Этому полотну было суждено стать вехой на творческом пути художника.
Здесь, на чужбине, он, подобно Гоголю, особенно ярко ощутил красу родной земли. Он мог повторять слова великого писателя:
«Теперь передо мною чужбина, вокруг меня чужбина, но в сердце моем Русь, не гадкая Русь, но одна только прекрасная Русь…»
Кустодиев, невзирая на великолепный успех, достигнутый им на первых порах творческого пути, на поток заказов, глубоко переживал бесцельность и вредность славы модного портретиста.
Вот как описывает он свои сеансы в Царском Селе, моделью в которых служил царь Николай II:
«Каждый день рассчитан, суета сует, толку никакого…

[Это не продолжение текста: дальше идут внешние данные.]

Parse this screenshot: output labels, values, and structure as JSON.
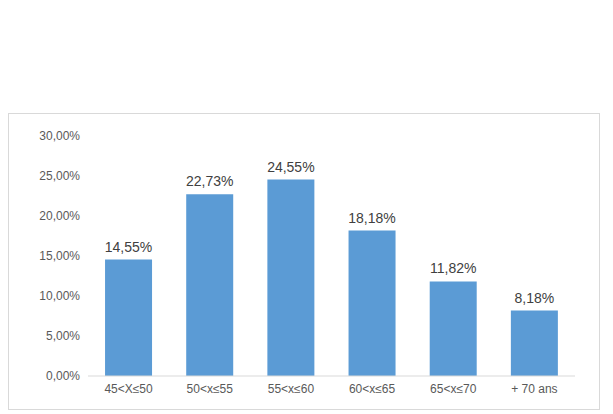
{
  "chart_data": {
    "type": "bar",
    "categories": [
      "45<X≤50",
      "50<x≤55",
      "55<x≤60",
      "60<x≤65",
      "65<x≤70",
      "+ 70 ans"
    ],
    "values": [
      14.55,
      22.73,
      24.55,
      18.18,
      11.82,
      8.18
    ],
    "value_labels": [
      "14,55%",
      "22,73%",
      "24,55%",
      "18,18%",
      "11,82%",
      "8,18%"
    ],
    "data_labels": true,
    "color": "#5b9bd5",
    "ylim": [
      0,
      30
    ],
    "yticks": [
      {
        "value": 0,
        "label": "0,00%"
      },
      {
        "value": 5,
        "label": "5,00%"
      },
      {
        "value": 10,
        "label": "10,00%"
      },
      {
        "value": 15,
        "label": "15,00%"
      },
      {
        "value": 20,
        "label": "20,00%"
      },
      {
        "value": 25,
        "label": "25,00%"
      },
      {
        "value": 30,
        "label": "30,00%"
      }
    ],
    "grid": false
  }
}
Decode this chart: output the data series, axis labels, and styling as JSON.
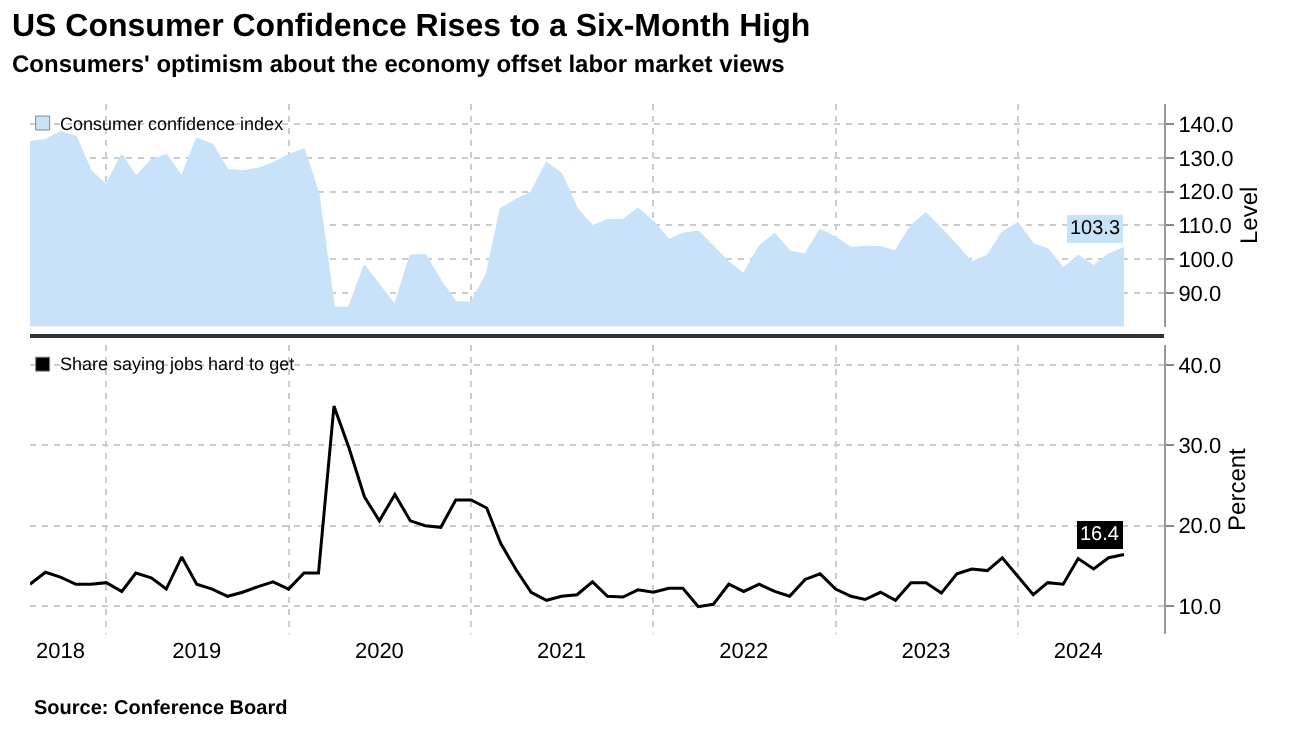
{
  "chart_data": [
    {
      "type": "area",
      "title": "US Consumer Confidence Rises to a Six-Month High",
      "subtitle": "Consumers' optimism about the economy offset labor market views",
      "x": [
        "2018-08",
        "2018-09",
        "2018-10",
        "2018-11",
        "2018-12",
        "2019-01",
        "2019-02",
        "2019-03",
        "2019-04",
        "2019-05",
        "2019-06",
        "2019-07",
        "2019-08",
        "2019-09",
        "2019-10",
        "2019-11",
        "2019-12",
        "2020-01",
        "2020-02",
        "2020-03",
        "2020-04",
        "2020-05",
        "2020-06",
        "2020-07",
        "2020-08",
        "2020-09",
        "2020-10",
        "2020-11",
        "2020-12",
        "2021-01",
        "2021-02",
        "2021-03",
        "2021-04",
        "2021-05",
        "2021-06",
        "2021-07",
        "2021-08",
        "2021-09",
        "2021-10",
        "2021-11",
        "2021-12",
        "2022-01",
        "2022-02",
        "2022-03",
        "2022-04",
        "2022-05",
        "2022-06",
        "2022-07",
        "2022-08",
        "2022-09",
        "2022-10",
        "2022-11",
        "2022-12",
        "2023-01",
        "2023-02",
        "2023-03",
        "2023-04",
        "2023-05",
        "2023-06",
        "2023-07",
        "2023-08",
        "2023-09",
        "2023-10",
        "2023-11",
        "2023-12",
        "2024-01",
        "2024-02",
        "2024-03",
        "2024-04",
        "2024-05",
        "2024-06",
        "2024-07",
        "2024-08"
      ],
      "series": [
        {
          "name": "Consumer confidence index",
          "color": "#c8e2fa",
          "values": [
            134.7,
            135.3,
            137.7,
            136.3,
            126.1,
            121.9,
            130.9,
            124.4,
            129.3,
            130.9,
            124.4,
            135.7,
            134.0,
            126.4,
            126.1,
            126.8,
            128.4,
            130.9,
            132.5,
            119.4,
            85.6,
            85.6,
            98.0,
            92.2,
            86.3,
            101.0,
            101.3,
            93.5,
            87.3,
            87.1,
            95.5,
            114.9,
            117.6,
            119.8,
            128.6,
            125.2,
            114.9,
            109.8,
            111.6,
            111.6,
            114.9,
            111.0,
            105.7,
            107.5,
            108.2,
            103.7,
            99.0,
            95.5,
            103.7,
            107.5,
            102.3,
            101.4,
            108.7,
            106.4,
            103.3,
            103.7,
            103.5,
            102.3,
            109.8,
            113.6,
            108.9,
            104.0,
            99.0,
            101.0,
            107.8,
            110.7,
            104.4,
            103.0,
            97.2,
            101.0,
            97.9,
            101.4,
            103.3
          ],
          "value_labels": [
            null,
            null,
            null,
            null,
            null,
            null,
            null,
            null,
            null,
            null,
            null,
            null,
            null,
            null,
            null,
            null,
            null,
            null,
            null,
            null,
            null,
            null,
            null,
            null,
            null,
            null,
            null,
            null,
            null,
            null,
            null,
            null,
            null,
            null,
            null,
            null,
            null,
            null,
            null,
            null,
            null,
            null,
            null,
            null,
            null,
            null,
            null,
            null,
            null,
            null,
            null,
            null,
            null,
            null,
            null,
            null,
            null,
            null,
            null,
            null,
            null,
            null,
            null,
            null,
            null,
            null,
            null,
            null,
            null,
            null,
            null,
            null,
            "103.3"
          ]
        }
      ],
      "xlim": [
        "2018-08",
        "2024-10-20"
      ],
      "xticks": [
        {
          "value": "2019-01",
          "label": null
        },
        {
          "value": "2020-01",
          "label": null
        },
        {
          "value": "2021-01",
          "label": null
        },
        {
          "value": "2022-01",
          "label": null
        },
        {
          "value": "2023-01",
          "label": null
        },
        {
          "value": "2024-01",
          "label": null
        }
      ],
      "ylim": [
        80,
        146
      ],
      "yticks": [
        {
          "value": 90,
          "label": "90.0"
        },
        {
          "value": 100,
          "label": "100.0"
        },
        {
          "value": 110,
          "label": "110.0"
        },
        {
          "value": 120,
          "label": "120.0"
        },
        {
          "value": 130,
          "label": "130.0"
        },
        {
          "value": 140,
          "label": "140.0"
        }
      ],
      "ylabel": "Level",
      "grid": true,
      "legend": "top left",
      "tick_labels": "y"
    },
    {
      "type": "line",
      "x": [
        "2018-08",
        "2018-09",
        "2018-10",
        "2018-11",
        "2018-12",
        "2019-01",
        "2019-02",
        "2019-03",
        "2019-04",
        "2019-05",
        "2019-06",
        "2019-07",
        "2019-08",
        "2019-09",
        "2019-10",
        "2019-11",
        "2019-12",
        "2020-01",
        "2020-02",
        "2020-03",
        "2020-04",
        "2020-05",
        "2020-06",
        "2020-07",
        "2020-08",
        "2020-09",
        "2020-10",
        "2020-11",
        "2020-12",
        "2021-01",
        "2021-02",
        "2021-03",
        "2021-04",
        "2021-05",
        "2021-06",
        "2021-07",
        "2021-08",
        "2021-09",
        "2021-10",
        "2021-11",
        "2021-12",
        "2022-01",
        "2022-02",
        "2022-03",
        "2022-04",
        "2022-05",
        "2022-06",
        "2022-07",
        "2022-08",
        "2022-09",
        "2022-10",
        "2022-11",
        "2022-12",
        "2023-01",
        "2023-02",
        "2023-03",
        "2023-04",
        "2023-05",
        "2023-06",
        "2023-07",
        "2023-08",
        "2023-09",
        "2023-10",
        "2023-11",
        "2023-12",
        "2024-01",
        "2024-02",
        "2024-03",
        "2024-04",
        "2024-05",
        "2024-06",
        "2024-07",
        "2024-08"
      ],
      "series": [
        {
          "name": "Share saying jobs hard to get",
          "color": "#000000",
          "values": [
            12.7,
            14.2,
            13.6,
            12.7,
            12.7,
            12.9,
            11.8,
            14.1,
            13.5,
            12.1,
            16.1,
            12.7,
            12.1,
            11.2,
            11.7,
            12.4,
            13.0,
            12.1,
            14.1,
            14.1,
            34.9,
            29.7,
            23.6,
            20.6,
            23.9,
            20.6,
            20.0,
            19.8,
            23.2,
            23.2,
            22.2,
            17.8,
            14.5,
            11.7,
            10.7,
            11.2,
            11.4,
            13.0,
            11.2,
            11.1,
            12.0,
            11.7,
            12.2,
            12.2,
            9.9,
            10.2,
            12.7,
            11.8,
            12.7,
            11.8,
            11.2,
            13.3,
            14.0,
            12.1,
            11.2,
            10.8,
            11.7,
            10.7,
            12.9,
            12.9,
            11.6,
            14.0,
            14.6,
            14.4,
            16.0,
            13.7,
            11.4,
            12.9,
            12.7,
            15.9,
            14.6,
            16.0,
            16.4
          ],
          "value_labels": [
            null,
            null,
            null,
            null,
            null,
            null,
            null,
            null,
            null,
            null,
            null,
            null,
            null,
            null,
            null,
            null,
            null,
            null,
            null,
            null,
            null,
            null,
            null,
            null,
            null,
            null,
            null,
            null,
            null,
            null,
            null,
            null,
            null,
            null,
            null,
            null,
            null,
            null,
            null,
            null,
            null,
            null,
            null,
            null,
            null,
            null,
            null,
            null,
            null,
            null,
            null,
            null,
            null,
            null,
            null,
            null,
            null,
            null,
            null,
            null,
            null,
            null,
            null,
            null,
            null,
            null,
            null,
            null,
            null,
            null,
            null,
            null,
            "16.4"
          ]
        }
      ],
      "xlim": [
        "2018-08",
        "2024-10-20"
      ],
      "xticks": [
        {
          "value": "2018-10",
          "label": "2018"
        },
        {
          "value": "2019-01",
          "label": null
        },
        {
          "value": "2019-07",
          "label": "2019"
        },
        {
          "value": "2020-01",
          "label": null
        },
        {
          "value": "2020-07",
          "label": "2020"
        },
        {
          "value": "2021-01",
          "label": null
        },
        {
          "value": "2021-07",
          "label": "2021"
        },
        {
          "value": "2022-01",
          "label": null
        },
        {
          "value": "2022-07",
          "label": "2022"
        },
        {
          "value": "2023-01",
          "label": null
        },
        {
          "value": "2023-07",
          "label": "2023"
        },
        {
          "value": "2024-01",
          "label": null
        },
        {
          "value": "2024-05",
          "label": "2024"
        }
      ],
      "ylim": [
        6.5,
        42.5
      ],
      "yticks": [
        {
          "value": 10,
          "label": "10.0"
        },
        {
          "value": 20,
          "label": "20.0"
        },
        {
          "value": 30,
          "label": "30.0"
        },
        {
          "value": 40,
          "label": "40.0"
        }
      ],
      "ylabel": "Percent",
      "grid": true,
      "legend": "top left",
      "annotations": [
        "Source: Conference Board"
      ]
    }
  ]
}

Ездил в Царское 12 раз; был чрезвычайно милостиво принят, даже до удивления — может быть, у них теперь это в моде «обласкивать», как раньше «облаивали». Много беседовали — конечно, не о политике (чего очень боялись мои заказчики), а так, по искусству больше — но просветить мне его не удалось — безнадежен, увы…
Портрет художника-гравера В. В. Матэ.
Что еще хорошо — стариной интересуется, не знаю только, глубоко или так — «из-за жеста». Враг новшества и импрессионизм смешивает с революцией.